Last editedMay 20222 min read
What is ACH?
An Automated Clearing House, generally abbreviated to ACH, is a system for sending and receiving batched credits and debits between participating financial institutions via Electronic Funds Transfer (EFT).
The ACH system in the U.S. is known as the Automated Clearing House Network or ACH Network.
The ACH Network processes online transactions for consumers, businesses, religious organizations, non-profits, and federal, state, and local governments across the U.S.
Where does ACH operate?
Although international payments are possible, the ACH Network primarily covers transactions within the territory of the United States, including the U.S. Virgin Islands, Guam, American Samoa, and the Northern Mariana Islands.
ACH processing volumes
The ACH Network continued to experience strong growth throughout 2021. A total of 29.1 billion payments were completed with a combined value of $72.6 trillion, representing year-on-year growth of 8.7% in transaction volume and 17.4% in transaction value.
The history of the Automated Clearing House
The first automated clearing house in the U.S., operated by the Federal Reserve Bank of San Francisco, was created in California in 1972 by a coalition of banks seeking a replacement for paper checks.
As other regional ACH partnerships between financial institutions coalesced, the difficulty of aligning ACH rules and regulations between these regional groups led to the formation of the National Automated Clearinghouse Association (NACHA) in 1974. Now known as Nacha, the organization is responsible for the development, management, and governance of the ACH Network.
By 1978 Electronic transactions were available to the ACH Network, and the admission of direct members in 2001 made the network, now known as Nacha, much more accessible for banks to use. Payments via the internet also came into effect in 2001, making the ACH Network the system that we know today.
How is the ACH network funded?
The ACH Network is a non-profit organization funded by Network Administration Fees paid by participating financial institutions. Any financial institution that sends or receives ACH payments agrees to pay Nacha an Annual Fee and a Per-Entry Fee to cover administration costs.
ACH transactions are account-to-account transactions made directly between financial institutions, stored electronically, and sent in batches at specified windows each day.
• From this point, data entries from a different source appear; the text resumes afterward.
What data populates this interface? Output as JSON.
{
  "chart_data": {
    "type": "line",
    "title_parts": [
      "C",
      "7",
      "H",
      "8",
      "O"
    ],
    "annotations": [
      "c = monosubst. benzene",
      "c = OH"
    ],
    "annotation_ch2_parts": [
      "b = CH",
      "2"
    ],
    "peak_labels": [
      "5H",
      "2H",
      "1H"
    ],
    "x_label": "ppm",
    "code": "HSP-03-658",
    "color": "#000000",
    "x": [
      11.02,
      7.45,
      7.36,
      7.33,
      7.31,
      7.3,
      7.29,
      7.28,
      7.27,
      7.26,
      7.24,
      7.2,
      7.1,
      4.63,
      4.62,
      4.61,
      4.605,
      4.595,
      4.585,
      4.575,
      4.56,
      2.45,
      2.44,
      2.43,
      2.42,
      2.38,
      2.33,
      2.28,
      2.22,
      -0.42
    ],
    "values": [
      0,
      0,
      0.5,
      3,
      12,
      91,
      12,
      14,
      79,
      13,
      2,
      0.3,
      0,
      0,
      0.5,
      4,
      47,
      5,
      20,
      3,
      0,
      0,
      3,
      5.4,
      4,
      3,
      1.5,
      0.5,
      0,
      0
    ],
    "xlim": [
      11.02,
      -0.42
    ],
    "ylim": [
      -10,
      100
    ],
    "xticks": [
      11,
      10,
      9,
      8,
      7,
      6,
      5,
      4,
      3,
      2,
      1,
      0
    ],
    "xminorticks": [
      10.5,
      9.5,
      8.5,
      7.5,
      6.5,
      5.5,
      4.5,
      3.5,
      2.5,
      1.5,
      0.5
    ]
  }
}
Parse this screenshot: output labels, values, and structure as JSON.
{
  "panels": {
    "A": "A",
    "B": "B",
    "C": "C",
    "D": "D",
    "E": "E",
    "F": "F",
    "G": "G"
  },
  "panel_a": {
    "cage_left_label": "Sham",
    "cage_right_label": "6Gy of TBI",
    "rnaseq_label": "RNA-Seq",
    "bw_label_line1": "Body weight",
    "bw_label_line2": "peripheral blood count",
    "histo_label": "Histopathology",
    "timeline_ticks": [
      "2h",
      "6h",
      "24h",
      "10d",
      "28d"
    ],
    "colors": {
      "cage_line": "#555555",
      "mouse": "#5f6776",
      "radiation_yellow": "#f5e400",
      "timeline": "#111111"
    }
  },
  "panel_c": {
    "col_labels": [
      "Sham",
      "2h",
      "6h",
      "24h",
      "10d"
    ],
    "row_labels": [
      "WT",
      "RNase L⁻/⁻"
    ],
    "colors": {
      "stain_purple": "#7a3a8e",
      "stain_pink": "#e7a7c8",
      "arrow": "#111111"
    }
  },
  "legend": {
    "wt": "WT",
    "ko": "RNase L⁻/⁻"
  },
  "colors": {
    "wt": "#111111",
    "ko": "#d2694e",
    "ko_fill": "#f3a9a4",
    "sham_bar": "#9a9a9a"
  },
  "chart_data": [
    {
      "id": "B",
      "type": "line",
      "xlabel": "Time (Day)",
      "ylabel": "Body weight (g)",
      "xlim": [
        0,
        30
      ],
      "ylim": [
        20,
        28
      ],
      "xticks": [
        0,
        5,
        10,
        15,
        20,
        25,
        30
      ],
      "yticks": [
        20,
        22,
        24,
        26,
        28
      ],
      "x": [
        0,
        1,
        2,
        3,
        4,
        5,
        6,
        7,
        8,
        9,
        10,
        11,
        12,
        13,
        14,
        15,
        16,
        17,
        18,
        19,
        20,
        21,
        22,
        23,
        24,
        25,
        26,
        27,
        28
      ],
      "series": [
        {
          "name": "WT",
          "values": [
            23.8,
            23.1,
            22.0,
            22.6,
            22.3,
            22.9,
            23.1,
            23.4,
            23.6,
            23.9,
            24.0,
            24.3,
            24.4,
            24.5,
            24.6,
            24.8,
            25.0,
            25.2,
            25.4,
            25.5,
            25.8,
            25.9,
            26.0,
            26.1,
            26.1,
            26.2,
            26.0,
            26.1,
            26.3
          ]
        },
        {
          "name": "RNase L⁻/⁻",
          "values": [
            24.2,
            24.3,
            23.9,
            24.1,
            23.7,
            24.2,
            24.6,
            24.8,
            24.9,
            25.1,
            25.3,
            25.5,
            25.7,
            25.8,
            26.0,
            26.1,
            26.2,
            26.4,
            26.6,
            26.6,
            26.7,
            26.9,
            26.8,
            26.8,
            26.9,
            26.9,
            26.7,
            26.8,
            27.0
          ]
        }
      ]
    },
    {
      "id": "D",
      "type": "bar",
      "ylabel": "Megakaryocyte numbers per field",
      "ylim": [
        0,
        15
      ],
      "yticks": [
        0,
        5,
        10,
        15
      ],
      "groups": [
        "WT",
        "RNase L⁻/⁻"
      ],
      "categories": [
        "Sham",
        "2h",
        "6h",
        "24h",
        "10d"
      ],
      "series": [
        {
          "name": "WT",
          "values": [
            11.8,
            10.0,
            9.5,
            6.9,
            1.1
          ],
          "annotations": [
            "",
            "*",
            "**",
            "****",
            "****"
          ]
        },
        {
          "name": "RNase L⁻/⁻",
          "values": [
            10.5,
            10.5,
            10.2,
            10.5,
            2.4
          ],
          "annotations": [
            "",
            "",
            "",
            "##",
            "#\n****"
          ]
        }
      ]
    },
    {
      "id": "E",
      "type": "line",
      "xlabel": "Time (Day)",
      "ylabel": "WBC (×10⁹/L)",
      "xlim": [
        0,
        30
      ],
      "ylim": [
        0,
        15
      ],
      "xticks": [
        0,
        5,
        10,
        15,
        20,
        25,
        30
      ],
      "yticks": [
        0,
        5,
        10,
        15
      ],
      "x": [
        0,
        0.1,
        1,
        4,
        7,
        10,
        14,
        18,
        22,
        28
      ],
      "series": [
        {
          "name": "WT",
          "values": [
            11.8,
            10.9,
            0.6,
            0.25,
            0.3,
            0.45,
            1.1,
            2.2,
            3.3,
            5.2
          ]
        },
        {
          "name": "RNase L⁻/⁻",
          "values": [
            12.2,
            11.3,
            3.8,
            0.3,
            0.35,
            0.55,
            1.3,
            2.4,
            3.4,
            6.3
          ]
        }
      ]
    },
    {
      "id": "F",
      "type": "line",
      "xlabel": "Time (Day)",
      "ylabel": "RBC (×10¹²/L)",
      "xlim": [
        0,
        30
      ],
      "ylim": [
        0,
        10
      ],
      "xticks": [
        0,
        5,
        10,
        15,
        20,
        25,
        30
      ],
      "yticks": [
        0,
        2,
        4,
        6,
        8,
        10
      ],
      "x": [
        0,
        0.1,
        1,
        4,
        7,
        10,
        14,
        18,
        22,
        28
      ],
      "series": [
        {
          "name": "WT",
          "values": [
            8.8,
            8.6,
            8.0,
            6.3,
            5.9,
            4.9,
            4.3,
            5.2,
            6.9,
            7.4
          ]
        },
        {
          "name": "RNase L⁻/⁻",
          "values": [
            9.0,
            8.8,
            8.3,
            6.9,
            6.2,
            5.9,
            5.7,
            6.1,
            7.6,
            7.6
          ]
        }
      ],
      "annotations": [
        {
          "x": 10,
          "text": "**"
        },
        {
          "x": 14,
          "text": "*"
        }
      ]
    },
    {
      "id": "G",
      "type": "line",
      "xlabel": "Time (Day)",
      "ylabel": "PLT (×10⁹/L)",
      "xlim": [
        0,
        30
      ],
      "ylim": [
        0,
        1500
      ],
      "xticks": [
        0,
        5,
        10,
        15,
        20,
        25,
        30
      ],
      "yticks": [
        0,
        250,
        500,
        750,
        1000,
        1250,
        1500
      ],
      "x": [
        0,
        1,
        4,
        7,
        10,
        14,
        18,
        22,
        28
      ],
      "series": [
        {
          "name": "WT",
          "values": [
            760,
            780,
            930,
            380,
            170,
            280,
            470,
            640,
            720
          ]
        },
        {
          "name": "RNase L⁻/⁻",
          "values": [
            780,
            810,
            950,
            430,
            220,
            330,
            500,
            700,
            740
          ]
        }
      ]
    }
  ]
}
These transactions can be credits or debits, and ACH is based on the system of net settlement.
In a net settlement, the credits and debits between banks are combined. Only the difference between the credits and debits, known as net position, is transferred between institutions in the settlement.
Net settlement reduces the amount of money a financial institution is required to hold on deposit, increasing liquidity. The system also offers banks more freedom when exchanging and transferring funds.
Types of ACH
There are two types of ACH transactions:
An ACH credit is a ‘push’ payment, which the payer initiates.
An ACH debit is a ‘pull’ payment, which the payee initiates.
You can read more about push and pull payments here.
N.B. The party sending payment is known as the payer, and the party receiving payment is known as the payee.
Who is part of the ACH Network?
The Reserve Banks and Electronic Payments Network (EPN) are the two national ACH operators, and the ACH Network comprises over 10,000 financial institutions across the U.S.
How many ACH networks are there?
There is one ACH Network in the U.S. However, globally, the World Bank identified 98 such ACH systems in its 2012 survey.
How do I set up ACH?
All banks and bank accounts are ACH-ready, so to set up ACH payments, you simply need to speak to your bank or find a provider, such as GoCardless, and then go through the simple steps specified by your provider.
These steps will include creating the payment with your provider and getting authorization from your customer.
ACH - refers to an Automated Clearing House, a system for processing account-to-account transactions.
Nacha (previously NACHA) - The National Automated Clearing House Association, which operates in America and its territories.
ODFI - Originating Depository Financial Institution is the bank where the transaction is initiated.
RDFI - Receiving Depository Financial Institution is the bank where the transaction is completed.
Push payment - a push payment is a transaction initiated by the institution sending the funds.
Pull payment - a pull payment is a transaction initiated by the institution receiving the funds.